Global Telemetry Findings
Black Lotus Labs has tracked KadNap activity since August 2025.
Key observations include:
- Average active infections: ~14,000 devices
- Active command servers: 3–4 at any given time
Early in its lifecycle, the botnet experienced fluctuations in infection numbers. However, during late 2025 and early 2026, the network size stabilized.
Geographic Distribution
Victims are distributed globally, with the largest concentration located in the United States.
Estimated distribution:
- United States: ~60%
- Taiwan: ~5%
- Hong Kong: ~5%
- Russia: ~5%
Other infections were observed across Europe, Asia, and parts of South America.
Infrastructure Segmentation
Analysis indicates that infected devices do not communicate with every command server.

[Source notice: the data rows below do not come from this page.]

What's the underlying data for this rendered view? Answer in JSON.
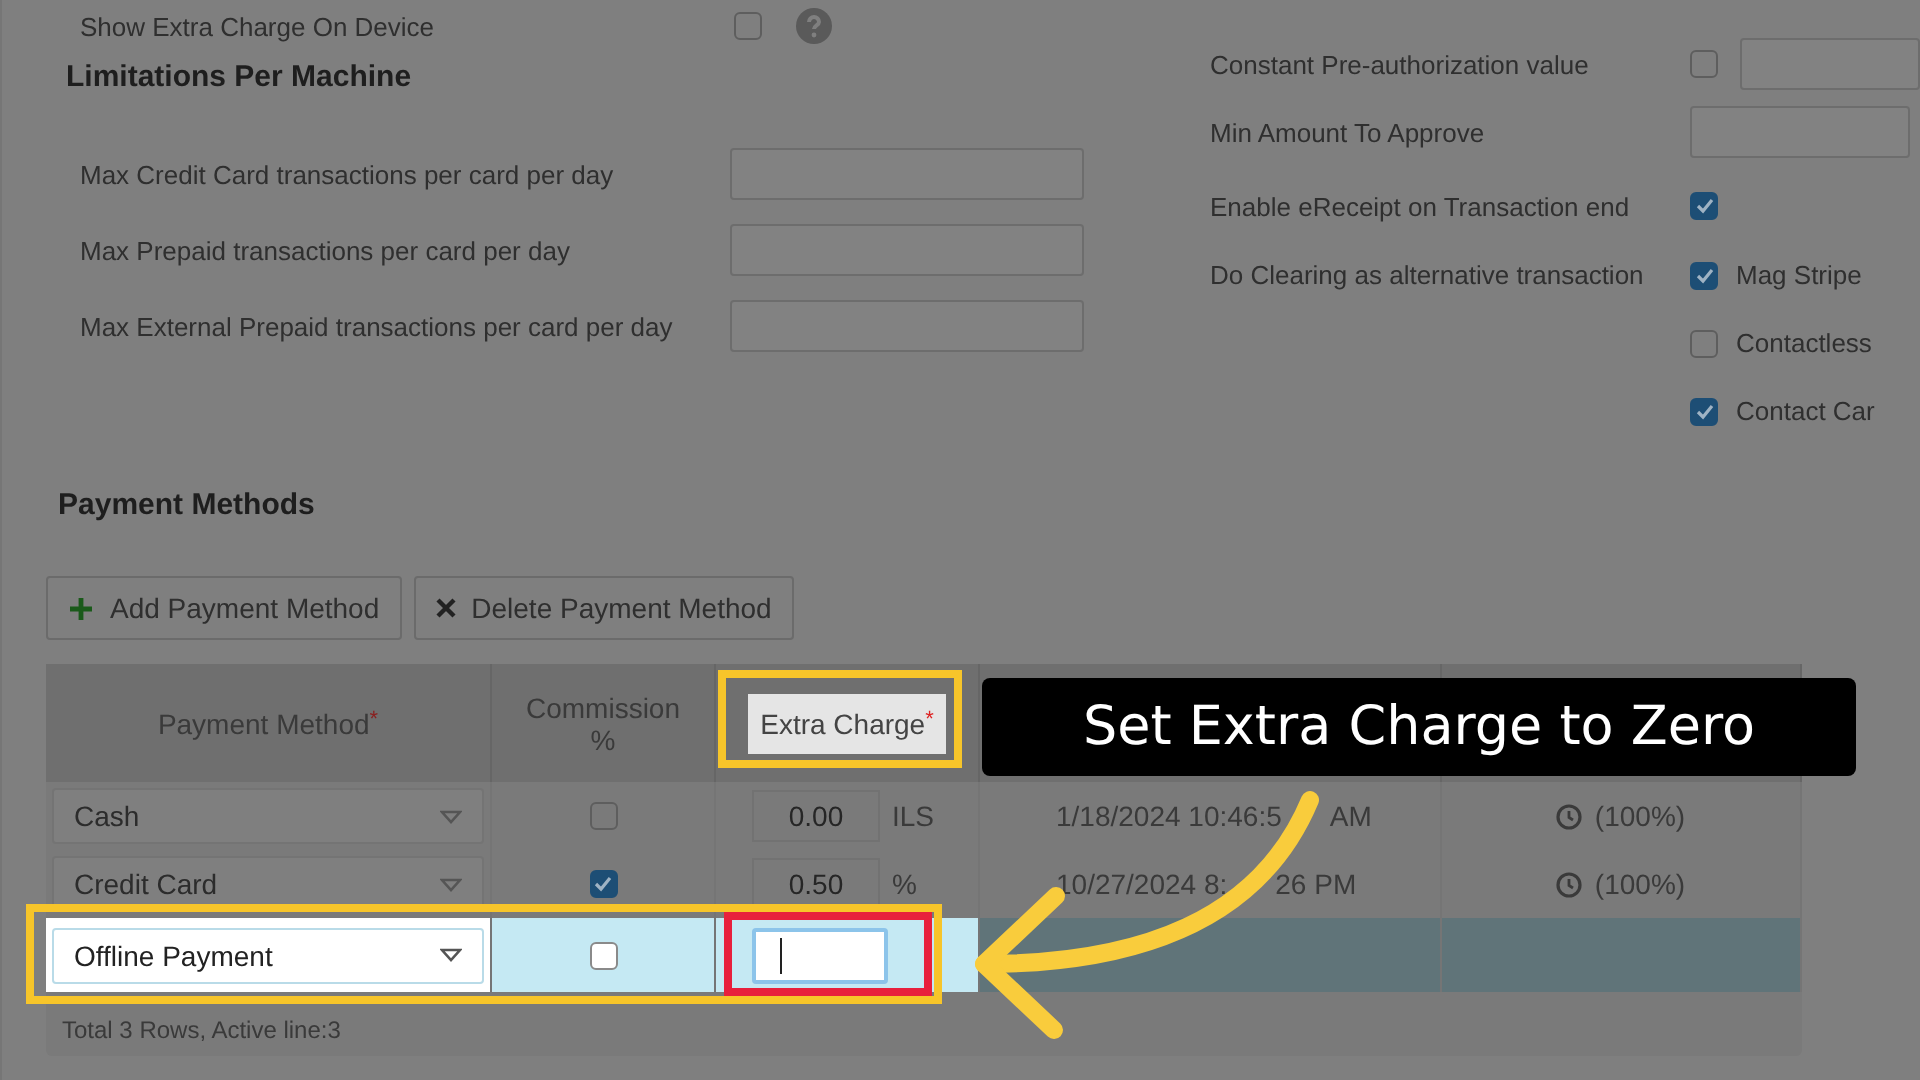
{
  "device_setting": {
    "label": "Show Extra Charge On Device",
    "checked": false
  },
  "limitations": {
    "title": "Limitations Per Machine",
    "fields": [
      {
        "label": "Max Credit Card transactions per card per day"
      },
      {
        "label": "Max Prepaid transactions per card per day"
      },
      {
        "label": "Max External Prepaid transactions per card per day"
      }
    ]
  },
  "right_settings": [
    {
      "kind": "check_input",
      "label": "Constant Pre-authorization value",
      "checked": false
    },
    {
      "kind": "input",
      "label": "Min Amount To Approve"
    },
    {
      "kind": "check",
      "label": "Enable eReceipt on Transaction end",
      "checked": true
    },
    {
      "kind": "options",
      "label": "Do Clearing as alternative transaction",
      "options": [
        {
          "label": "Mag Stripe",
          "checked": true
        },
        {
          "label": "Contactless",
          "checked": false
        },
        {
          "label": "Contact Car",
          "checked": true
        }
      ]
    }
  ],
  "payment_methods": {
    "title": "Payment Methods",
    "buttons": [
      {
        "kind": "add",
        "label": "Add Payment Method"
      },
      {
        "kind": "delete",
        "label": "Delete Payment Method"
      }
    ],
    "columns": [
      {
        "label": "Payment Method",
        "required_mark": "*"
      },
      {
        "label": "Commission %"
      },
      {
        "label": "Extra Charge",
        "required_mark": "*",
        "highlighted": true
      }
    ],
    "rows": [
      {
        "method": "Cash",
        "commission_checked": false,
        "extra_charge": "0.00",
        "unit": "ILS",
        "date_parts": [
          "1/18/2024 10:46:5",
          "AM"
        ],
        "status": "(100%)",
        "selected": false
      },
      {
        "method": "Credit Card",
        "commission_checked": true,
        "extra_charge": "0.50",
        "unit": "%",
        "date_parts": [
          "10/27/2024 8:",
          "26 PM"
        ],
        "status": "(100%)",
        "selected": false
      },
      {
        "method": "Offline Payment",
        "commission_checked": false,
        "selected": true
      }
    ],
    "footer": "Total 3 Rows, Active line:3"
  },
  "callout": {
    "text": "Set Extra Charge to Zero"
  }
}
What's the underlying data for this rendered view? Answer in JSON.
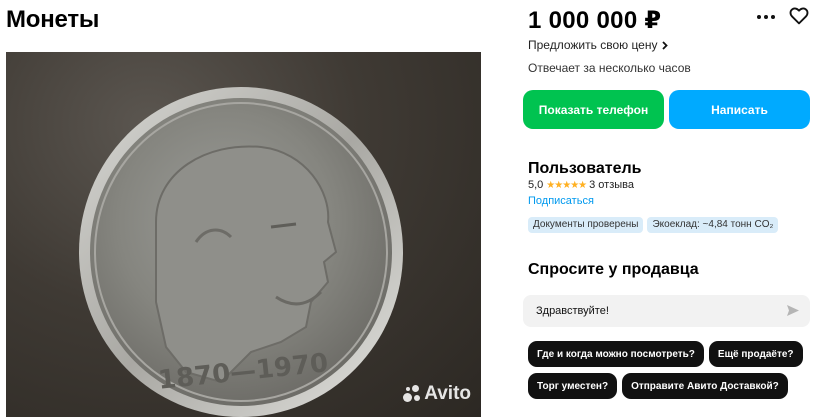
{
  "listing": {
    "title": "Монеты",
    "price": "1 000 000 ₽",
    "offer_price_label": "Предложить свою цену",
    "response_time": "Отвечает за несколько часов"
  },
  "photo": {
    "coin_inscription": "1870—1970",
    "watermark": "Avito"
  },
  "actions": {
    "show_phone": "Показать телефон",
    "write": "Написать",
    "more_icon": "more-dots-icon",
    "favorite_icon": "heart-icon"
  },
  "seller": {
    "name": "Пользователь",
    "rating": "5,0",
    "stars": "★★★★★",
    "reviews": "3 отзыва",
    "subscribe": "Подписаться",
    "badges": [
      "Документы проверены",
      "Экоеклад: ~4,84 тонн CO₂"
    ]
  },
  "ask": {
    "title": "Спросите у продавца",
    "input_value": "Здравствуйте!",
    "quick_questions": [
      "Где и когда можно посмотреть?",
      "Ещё продаёте?",
      "Торг уместен?",
      "Отправите Авито Доставкой?"
    ]
  },
  "colors": {
    "green": "#00c350",
    "blue": "#00aaff",
    "star": "#ffb021",
    "link": "#0099ee",
    "badge_bg": "#d9ecf9"
  }
}
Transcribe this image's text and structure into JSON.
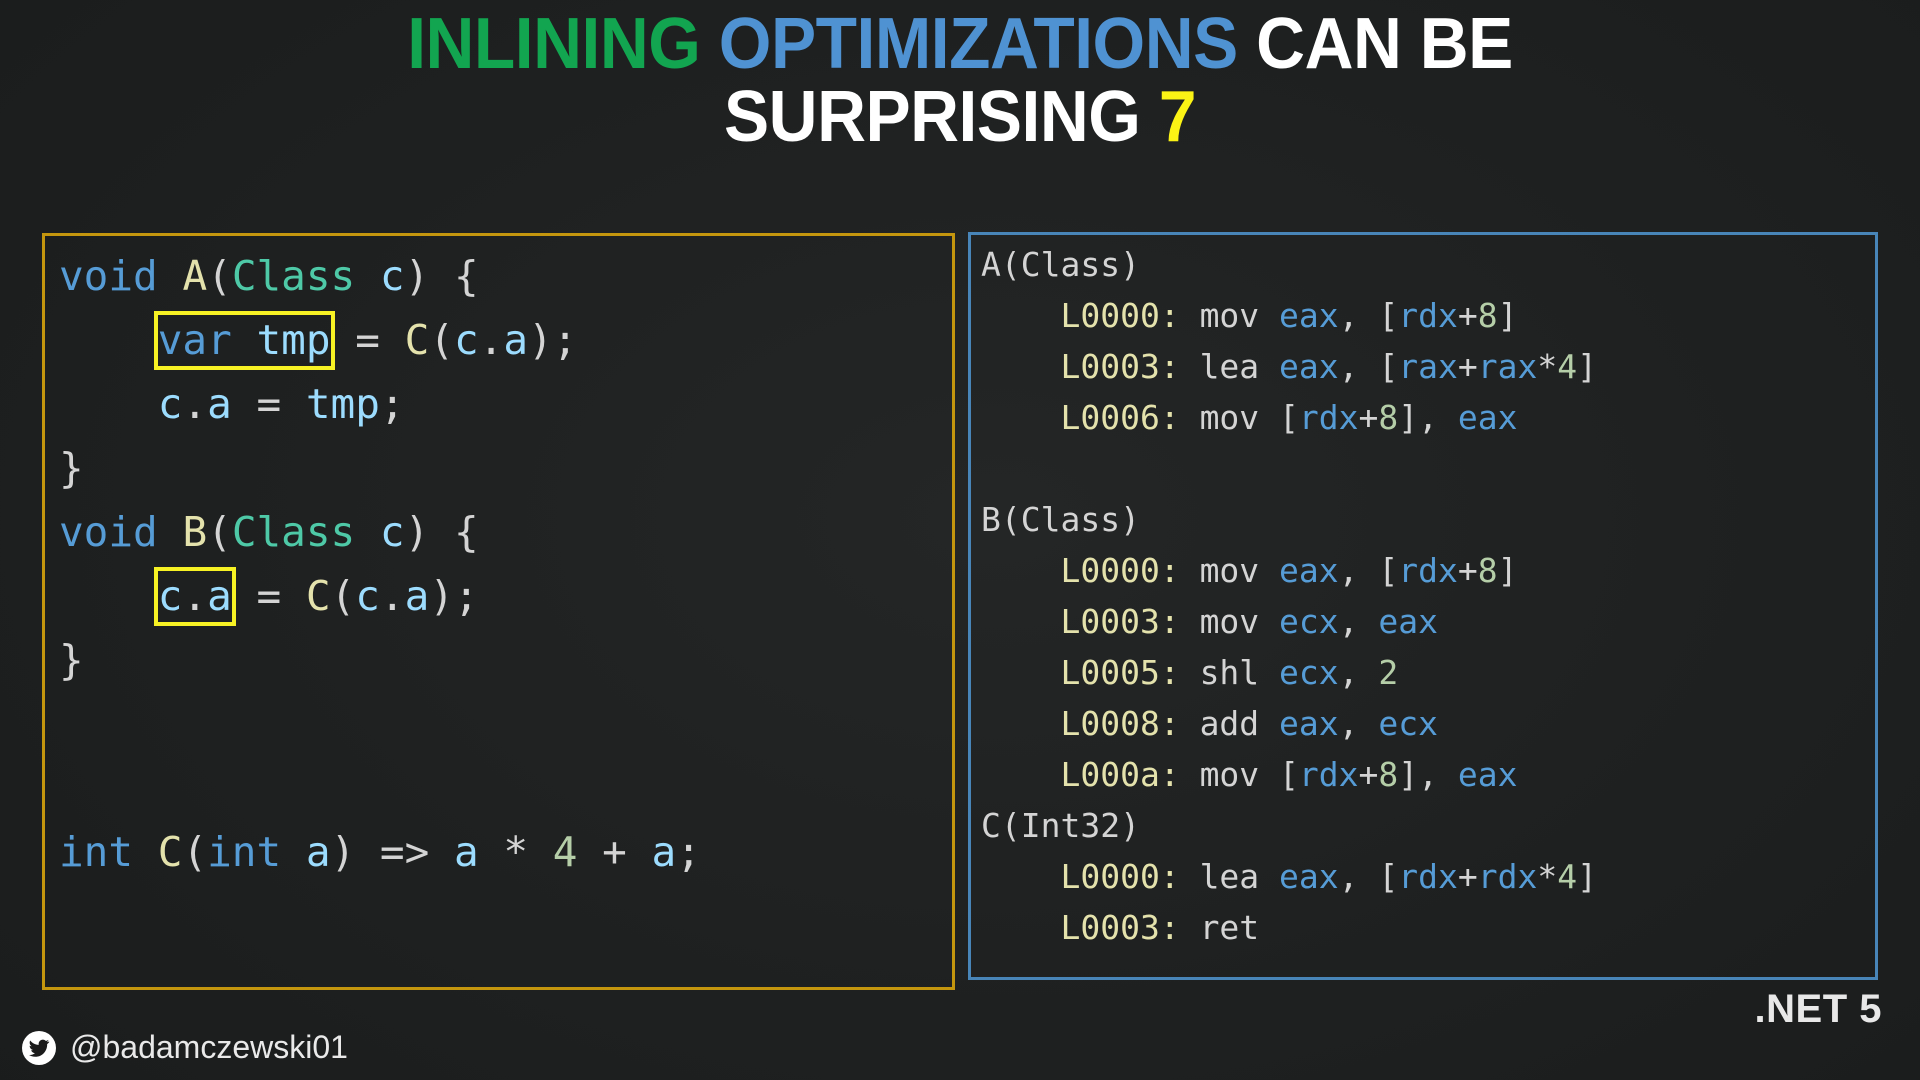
{
  "title": {
    "line1_part1": "INLINING",
    "line1_part2": "OPTIMIZATIONS",
    "line1_part3": "CAN BE",
    "line2_part1": "SURPRISING",
    "line2_part2": "7",
    "colors": {
      "green": "#12a550",
      "blue": "#4f92d2",
      "white": "#ffffff",
      "yellow": "#fbf315"
    }
  },
  "code_panel": {
    "border_color": "#c4960e",
    "highlight_color": "#f7f224",
    "lines": [
      {
        "id": "l1",
        "tokens": [
          {
            "t": "void",
            "c": "kw"
          },
          {
            "t": " ",
            "c": "punct"
          },
          {
            "t": "A",
            "c": "fn"
          },
          {
            "t": "(",
            "c": "punct"
          },
          {
            "t": "Class",
            "c": "type"
          },
          {
            "t": " ",
            "c": "punct"
          },
          {
            "t": "c",
            "c": "var"
          },
          {
            "t": ") {",
            "c": "punct"
          }
        ]
      },
      {
        "id": "l2",
        "indent": 4,
        "highlight": "var tmp",
        "tokens": [
          {
            "t": "var",
            "c": "kw"
          },
          {
            "t": " ",
            "c": "punct"
          },
          {
            "t": "tmp",
            "c": "var"
          }
        ],
        "after": [
          {
            "t": " = ",
            "c": "op"
          },
          {
            "t": "C",
            "c": "fn"
          },
          {
            "t": "(",
            "c": "punct"
          },
          {
            "t": "c",
            "c": "var"
          },
          {
            "t": ".",
            "c": "punct"
          },
          {
            "t": "a",
            "c": "var"
          },
          {
            "t": ");",
            "c": "punct"
          }
        ]
      },
      {
        "id": "l3",
        "indent": 4,
        "tokens": [
          {
            "t": "c",
            "c": "var"
          },
          {
            "t": ".",
            "c": "punct"
          },
          {
            "t": "a",
            "c": "var"
          },
          {
            "t": " = ",
            "c": "op"
          },
          {
            "t": "tmp",
            "c": "var"
          },
          {
            "t": ";",
            "c": "punct"
          }
        ]
      },
      {
        "id": "l4",
        "tokens": [
          {
            "t": "}",
            "c": "punct"
          }
        ]
      },
      {
        "id": "l5",
        "tokens": [
          {
            "t": "void",
            "c": "kw"
          },
          {
            "t": " ",
            "c": "punct"
          },
          {
            "t": "B",
            "c": "fn"
          },
          {
            "t": "(",
            "c": "punct"
          },
          {
            "t": "Class",
            "c": "type"
          },
          {
            "t": " ",
            "c": "punct"
          },
          {
            "t": "c",
            "c": "var"
          },
          {
            "t": ") {",
            "c": "punct"
          }
        ]
      },
      {
        "id": "l6",
        "indent": 4,
        "highlight": "c.a",
        "tokens": [
          {
            "t": "c",
            "c": "var"
          },
          {
            "t": ".",
            "c": "punct"
          },
          {
            "t": "a",
            "c": "var"
          }
        ],
        "after": [
          {
            "t": " = ",
            "c": "op"
          },
          {
            "t": "C",
            "c": "fn"
          },
          {
            "t": "(",
            "c": "punct"
          },
          {
            "t": "c",
            "c": "var"
          },
          {
            "t": ".",
            "c": "punct"
          },
          {
            "t": "a",
            "c": "var"
          },
          {
            "t": ");",
            "c": "punct"
          }
        ]
      },
      {
        "id": "l7",
        "tokens": [
          {
            "t": "}",
            "c": "punct"
          }
        ]
      },
      {
        "id": "l8",
        "tokens": []
      },
      {
        "id": "l9",
        "tokens": []
      },
      {
        "id": "l10",
        "tokens": [
          {
            "t": "int",
            "c": "kw"
          },
          {
            "t": " ",
            "c": "punct"
          },
          {
            "t": "C",
            "c": "fn"
          },
          {
            "t": "(",
            "c": "punct"
          },
          {
            "t": "int",
            "c": "kw"
          },
          {
            "t": " ",
            "c": "punct"
          },
          {
            "t": "a",
            "c": "var"
          },
          {
            "t": ")",
            "c": "punct"
          },
          {
            "t": " => ",
            "c": "op"
          },
          {
            "t": "a",
            "c": "var"
          },
          {
            "t": " ",
            "c": "punct"
          },
          {
            "t": "*",
            "c": "op"
          },
          {
            "t": " ",
            "c": "punct"
          },
          {
            "t": "4",
            "c": "num"
          },
          {
            "t": " ",
            "c": "punct"
          },
          {
            "t": "+",
            "c": "op"
          },
          {
            "t": " ",
            "c": "punct"
          },
          {
            "t": "a",
            "c": "var"
          },
          {
            "t": ";",
            "c": "punct"
          }
        ]
      }
    ]
  },
  "asm_panel": {
    "border_color": "#4885b8",
    "lines": [
      {
        "id": "a1",
        "tokens": [
          {
            "t": "A(Class)",
            "c": "sig"
          }
        ]
      },
      {
        "id": "a2",
        "indent": 4,
        "tokens": [
          {
            "t": "L0000: ",
            "c": "label"
          },
          {
            "t": "mov ",
            "c": "mn"
          },
          {
            "t": "eax",
            "c": "reg"
          },
          {
            "t": ", [",
            "c": "mn"
          },
          {
            "t": "rdx",
            "c": "reg"
          },
          {
            "t": "+",
            "c": "mn"
          },
          {
            "t": "8",
            "c": "asmnum"
          },
          {
            "t": "]",
            "c": "mn"
          }
        ]
      },
      {
        "id": "a3",
        "indent": 4,
        "tokens": [
          {
            "t": "L0003: ",
            "c": "label"
          },
          {
            "t": "lea ",
            "c": "mn"
          },
          {
            "t": "eax",
            "c": "reg"
          },
          {
            "t": ", [",
            "c": "mn"
          },
          {
            "t": "rax",
            "c": "reg"
          },
          {
            "t": "+",
            "c": "mn"
          },
          {
            "t": "rax",
            "c": "reg"
          },
          {
            "t": "*",
            "c": "mn"
          },
          {
            "t": "4",
            "c": "asmnum"
          },
          {
            "t": "]",
            "c": "mn"
          }
        ]
      },
      {
        "id": "a4",
        "indent": 4,
        "tokens": [
          {
            "t": "L0006: ",
            "c": "label"
          },
          {
            "t": "mov [",
            "c": "mn"
          },
          {
            "t": "rdx",
            "c": "reg"
          },
          {
            "t": "+",
            "c": "mn"
          },
          {
            "t": "8",
            "c": "asmnum"
          },
          {
            "t": "], ",
            "c": "mn"
          },
          {
            "t": "eax",
            "c": "reg"
          }
        ]
      },
      {
        "id": "a5",
        "tokens": []
      },
      {
        "id": "a6",
        "tokens": [
          {
            "t": "B(Class)",
            "c": "sig"
          }
        ]
      },
      {
        "id": "a7",
        "indent": 4,
        "tokens": [
          {
            "t": "L0000: ",
            "c": "label"
          },
          {
            "t": "mov ",
            "c": "mn"
          },
          {
            "t": "eax",
            "c": "reg"
          },
          {
            "t": ", [",
            "c": "mn"
          },
          {
            "t": "rdx",
            "c": "reg"
          },
          {
            "t": "+",
            "c": "mn"
          },
          {
            "t": "8",
            "c": "asmnum"
          },
          {
            "t": "]",
            "c": "mn"
          }
        ]
      },
      {
        "id": "a8",
        "indent": 4,
        "tokens": [
          {
            "t": "L0003: ",
            "c": "label"
          },
          {
            "t": "mov ",
            "c": "mn"
          },
          {
            "t": "ecx",
            "c": "reg"
          },
          {
            "t": ", ",
            "c": "mn"
          },
          {
            "t": "eax",
            "c": "reg"
          }
        ]
      },
      {
        "id": "a9",
        "indent": 4,
        "tokens": [
          {
            "t": "L0005: ",
            "c": "label"
          },
          {
            "t": "shl ",
            "c": "mn"
          },
          {
            "t": "ecx",
            "c": "reg"
          },
          {
            "t": ", ",
            "c": "mn"
          },
          {
            "t": "2",
            "c": "asmnum"
          }
        ]
      },
      {
        "id": "a10",
        "indent": 4,
        "tokens": [
          {
            "t": "L0008: ",
            "c": "label"
          },
          {
            "t": "add ",
            "c": "mn"
          },
          {
            "t": "eax",
            "c": "reg"
          },
          {
            "t": ", ",
            "c": "mn"
          },
          {
            "t": "ecx",
            "c": "reg"
          }
        ]
      },
      {
        "id": "a11",
        "indent": 4,
        "tokens": [
          {
            "t": "L000a: ",
            "c": "label"
          },
          {
            "t": "mov [",
            "c": "mn"
          },
          {
            "t": "rdx",
            "c": "reg"
          },
          {
            "t": "+",
            "c": "mn"
          },
          {
            "t": "8",
            "c": "asmnum"
          },
          {
            "t": "], ",
            "c": "mn"
          },
          {
            "t": "eax",
            "c": "reg"
          }
        ]
      },
      {
        "id": "a12",
        "tokens": [
          {
            "t": "C(Int32)",
            "c": "sig"
          }
        ]
      },
      {
        "id": "a13",
        "indent": 4,
        "tokens": [
          {
            "t": "L0000: ",
            "c": "label"
          },
          {
            "t": "lea ",
            "c": "mn"
          },
          {
            "t": "eax",
            "c": "reg"
          },
          {
            "t": ", [",
            "c": "mn"
          },
          {
            "t": "rdx",
            "c": "reg"
          },
          {
            "t": "+",
            "c": "mn"
          },
          {
            "t": "rdx",
            "c": "reg"
          },
          {
            "t": "*",
            "c": "mn"
          },
          {
            "t": "4",
            "c": "asmnum"
          },
          {
            "t": "]",
            "c": "mn"
          }
        ]
      },
      {
        "id": "a14",
        "indent": 4,
        "tokens": [
          {
            "t": "L0003: ",
            "c": "label"
          },
          {
            "t": "ret",
            "c": "mn"
          }
        ]
      }
    ]
  },
  "footer": {
    "twitter_icon": "twitter-bird-icon",
    "twitter_handle": "@badamczewski01",
    "dotnet_version": ".NET 5"
  }
}
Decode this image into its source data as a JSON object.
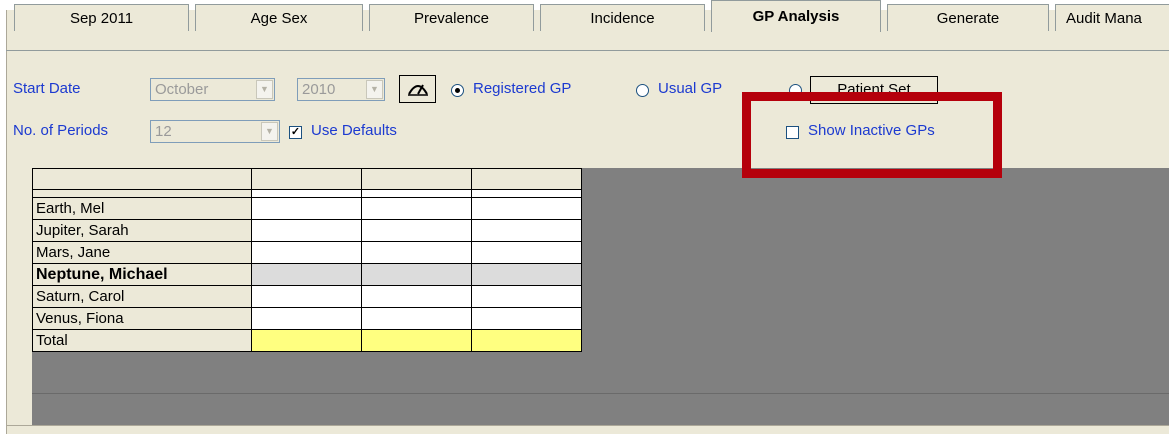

Instead, the attackers appear to divide infrastructure based on device type or model.
For example:
- Most ASUS routers communicate with two specific C2 servers.
- Other device categories connect to different servers.
This segmentation improves operational stability and reduces the impact of takedowns.
Relationship to Proxy Services
The purpose of KadNap was initially unclear.
However, collaboration with security company Spur revealed that the command servers are connected to a commercial proxy service known as Doppelganger.
Evidence suggests this platform may be a rebranded version of the now-defunct Faceless proxy network, which previously relied on TheMoon malware.
The botnet’s infected routers are sold as residential proxies, allowing customers to route traffic through legitimate household IP addresses.
These proxies are commonly used for:
- Credential stuffing attacks
- Password spraying
- Targeted exploitation campaigns
- Anonymized cybercrime operations
Security Implications
KadNap represents a notable evolution in botnet design.
Unlike traditional botnets that rely on centralized command servers, KadNap uses a peer-to-peer architecture to hide its infrastructure and maintain resilience.
The botnet’s integration with a commercial proxy service also means that every infected device becomes part of a criminal service platform.
This creates long-term risk for both organizations and individual users.
Defensive Recommendations
Enterprise Security Teams
Organizations should consider the following defensive measures:
- Monitor for authentication attacks originating from residential IP ranges.
- Deploy Web Application Firewalls (WAFs) to block password-spraying attempts.
- Identify devices communicating with BitTorrent trackers or KadNap peer nodes.
Consumer and SOHO Router Owners
Individuals and small organizations should:
- Regularly update router firmware.
- Reboot networking equipment periodically.
- Replace devices that have reached end-of-life (EOL).
Routers should also avoid using default passwords.
Organizations Managing Edge Devices
Network administrators should:
- Restrict access to device management interfaces.
- Prevent administrative services from being exposed to the public internet.
- Monitor traffic for connections to known KadNap peer infrastructure.
KadNap demonstrates how modern botnets are evolving to evade traditional detection mechanisms.
By combining peer-to-peer communication with residential proxy services, the attackers have built a resilient infrastructure capable of supporting large-scale malicious activity.
Indicators of compromise will be shared with the security community to support broader disruption efforts.